Le dissident chinois Liu Xiaobo, éminent universitaire, est détenu sans inculpation depuis le 8 décembre dans un lieu inconnu.
Les autorités chinoises l’ont arrêté parce qu’il est l’un des signataires de la Charte 08, un texte demandant des réformes politiques et juridiques. Elles n’ont encore rendue publique aucune information concernant les infractions qui lui sont reprochées, les charges retenues contre lui et le lieu où il se trouve actuellement.
Aux termes de la législation chinoise, Liu Xiaobo peut être maintenu en « résidence surveillée » pour une période maximum de six mois. Tant qu’il se trouve sous ce régime, il ne peut quitter son lieu de résidence ni rencontrer des gens sans autorisation préalable de la police.
Sa famille ignore où il se trouve. Il ne s’est pas entretenu avec un avocat. Il n’a pas le droit d’avoir accès à un juge pour contester les raisons de sa détention, à moins que cette détention ne dépasse la limite des six mois prévue par la loi.
« Le recours à de tels régimes privatifs de liberté, sans arrestation ni inculpation officielles, contre des militants pacifiques est arbitraire et contraire aux normes internationales relatives aux droits humains ; il viole notamment les droits à la liberté, à la sécurité de la personne et à un procès équitable, a déclaré Roseann Rife, directrice adjointe du programme Asie-Pacifique d’Amnesty International.
« Bien que prévue par le droit chinois, la “résidence surveillée” est contraire à certains éléments essentiels du droit à un procès équitable aux termes des normes internationales relatives aux droits humains, notamment du Pacte international relatif aux droits civils et politiques. Il s’agit en particulier du droit de comparaître dans les meilleurs délais devant un juge ou un représentant des autorités judiciaires et du droit de contester la légalité de sa détention. »
La Charte 08, qui a dans un premier temps été signée par près de 300 universitaires, juristes et responsables chinois, fait des propositions en faveur d’une profonde réforme juridique et politique en Chine, avec pour objectif un système démocratique respectueux des droits humains.

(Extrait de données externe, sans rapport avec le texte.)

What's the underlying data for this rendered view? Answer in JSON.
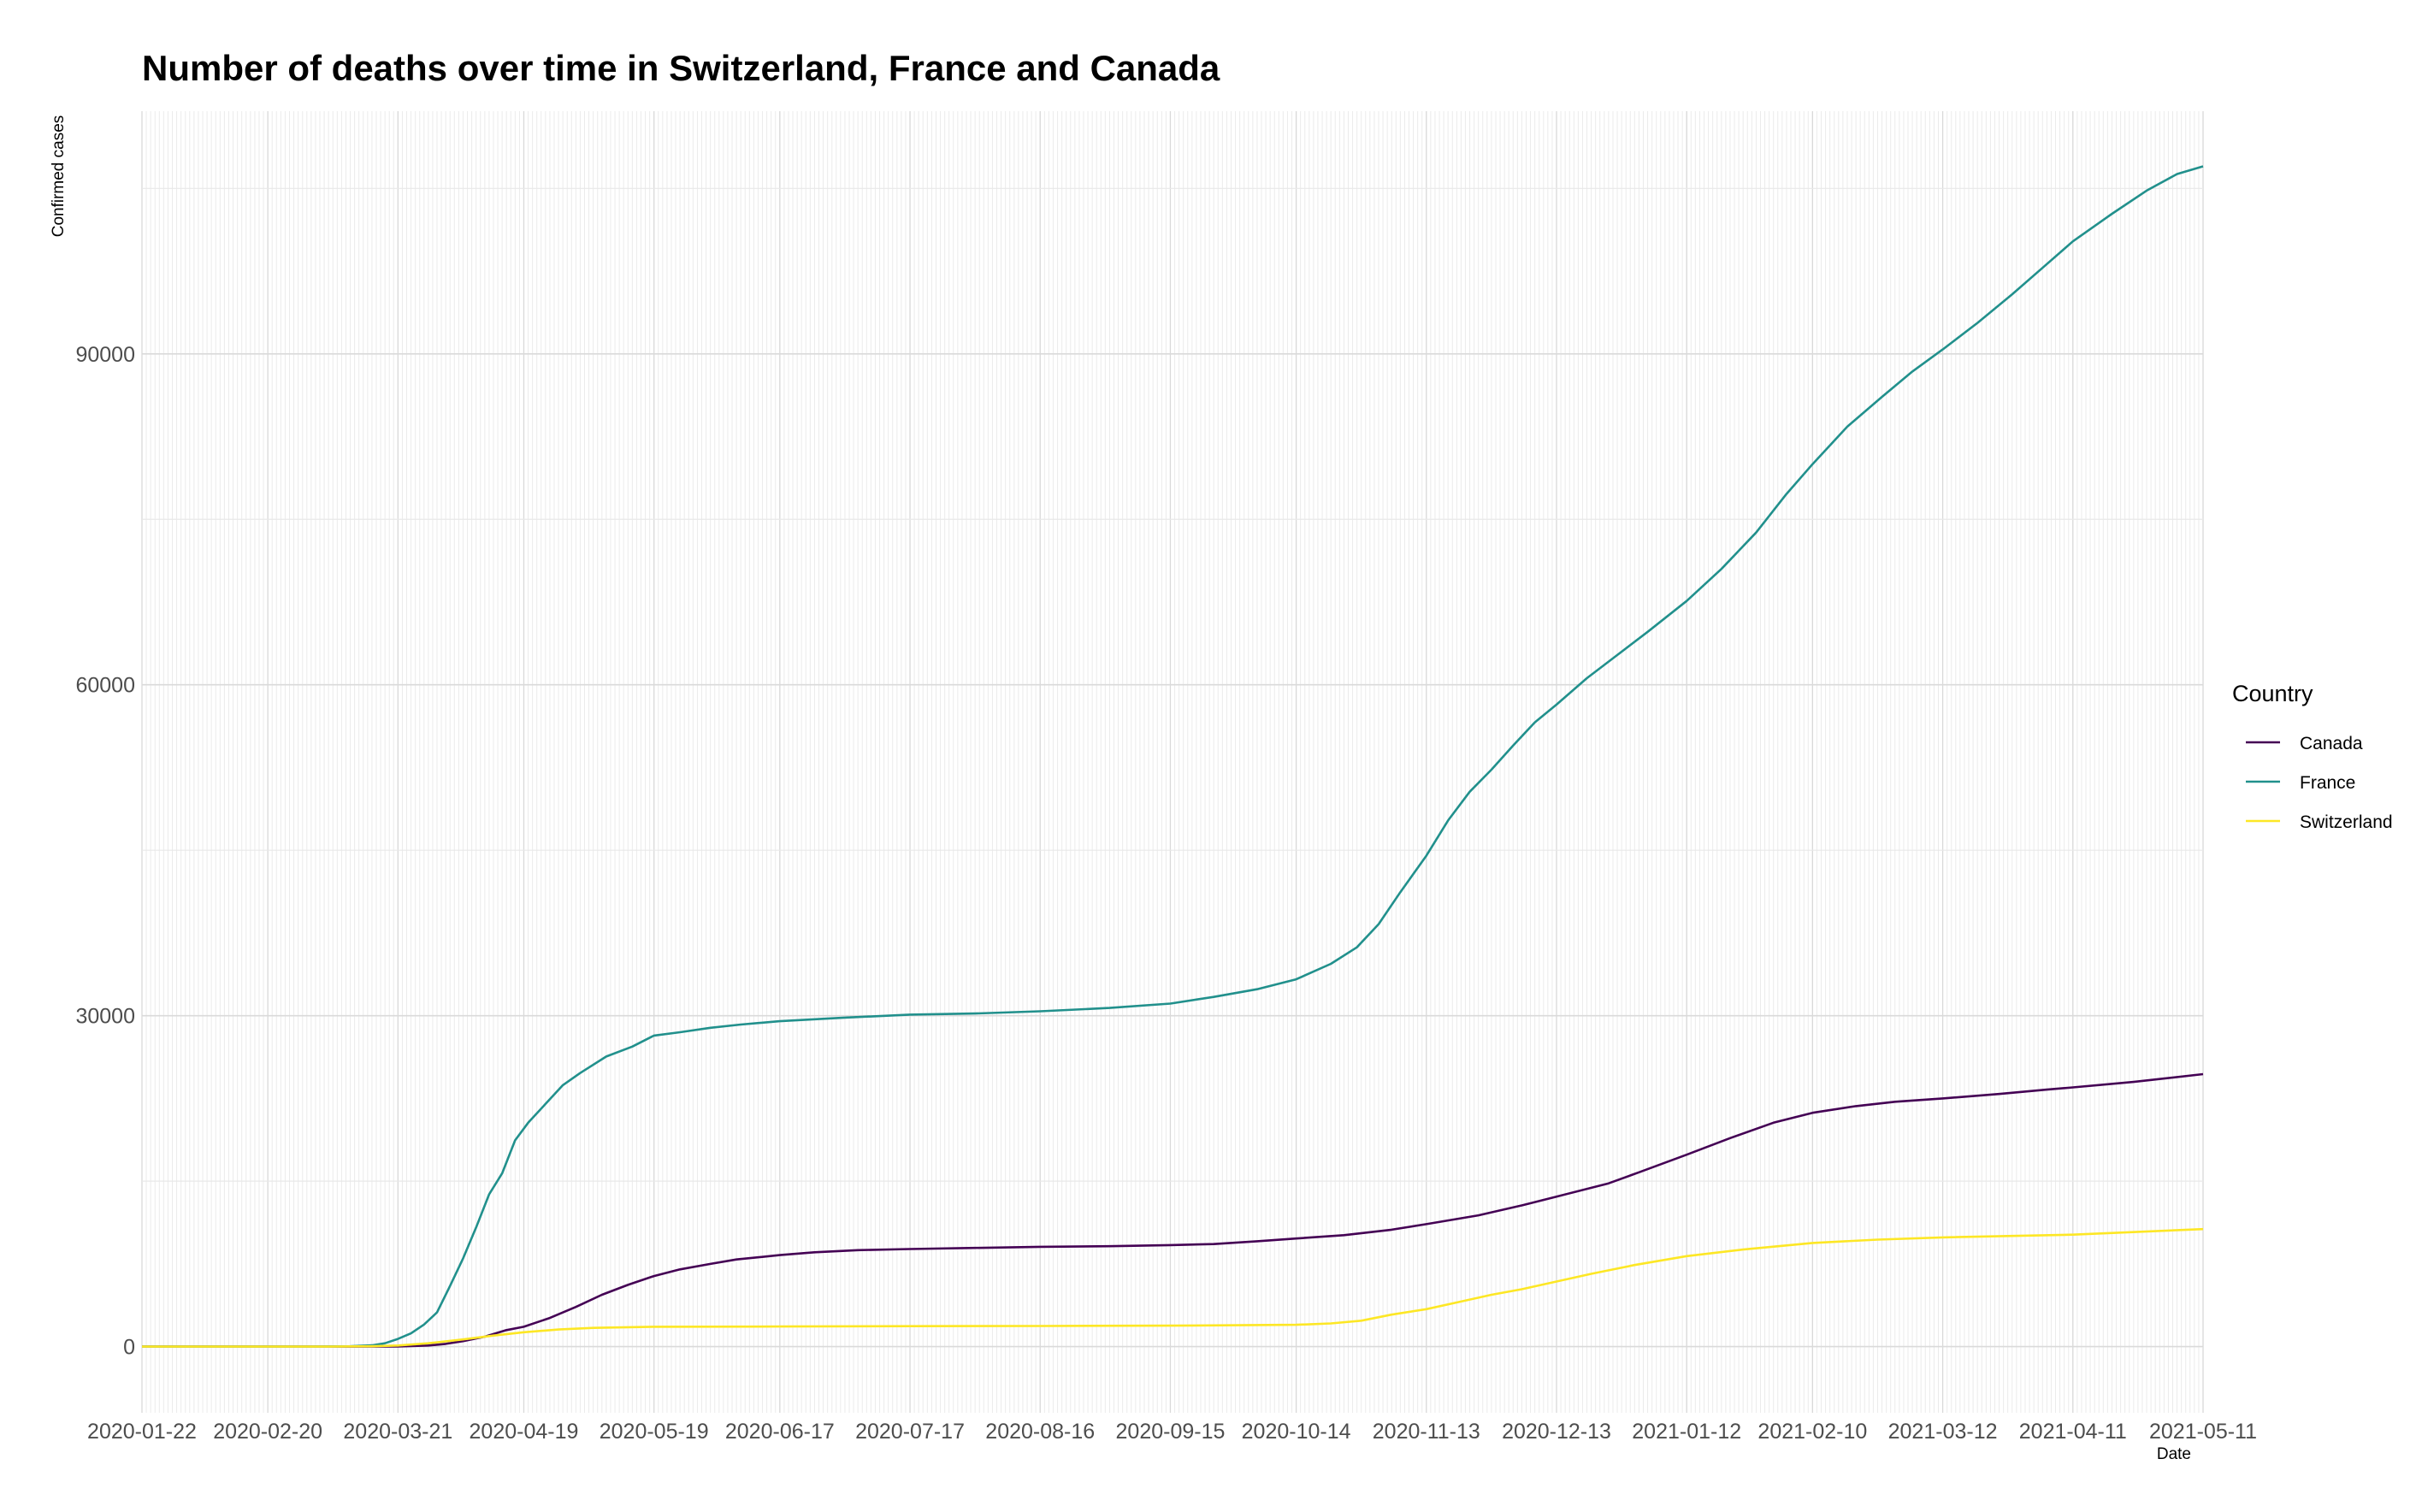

Depuis le lancement de la Charte 08, de nombreux signataires ont été interrogés et harcelés par les autorités chinoises. La Charte 08 est à présent considérée comme une « plate-forme contre-révolutionnaire ». Cela pourrait annoncer un durcissement de l’attitude à l’égard des signataires. Liu Xiaobo est pour l’instant le seul signataire en détention.
Liu Xiaobo a été arrêté à son domicile, à Pékin, deux jours avant la date prévue pour le lancement de la Charte 08, qui devait coïncider avec le soixantième anniversaire de la Déclaration universelle des droits de l’homme.
On ignore si Liu Xiaobo a été dûment averti de son placement en « résidence surveillée » comme l’exigent des interprétations judiciaires de la procédure pénale. D’après certaines sources en Chine, sa famille ne savait pas depuis quand il avait été placé en « résidence surveillée », et la police a déclaré que les hautes autorités décideraient des charges retenues contre lui une fois l’enquête achevée.
Liu Xiaobo est l’un des dissidents chinois les plus connus. Il a par le passé déjà été arrêté deux fois en raison de ses écrits et de son soutien au mouvement en faveur de la démocratie en 1989 à Pékin, et il a passé plusieurs années derrière les barreaux.
Amnesty International a exhorté les autorités chinoises à libérer immédiatement et sans condition Liu Xiaobo et à mettre un terme aux mesures de harcèlement ciblant les signataires de la Charte 08.
L’organisation a également demandé aux autorités de rendre publique toute information relative à l’arrestation de Liu Xiaobo, et de permettre à ce dernier de consulter l’avocat de son choix.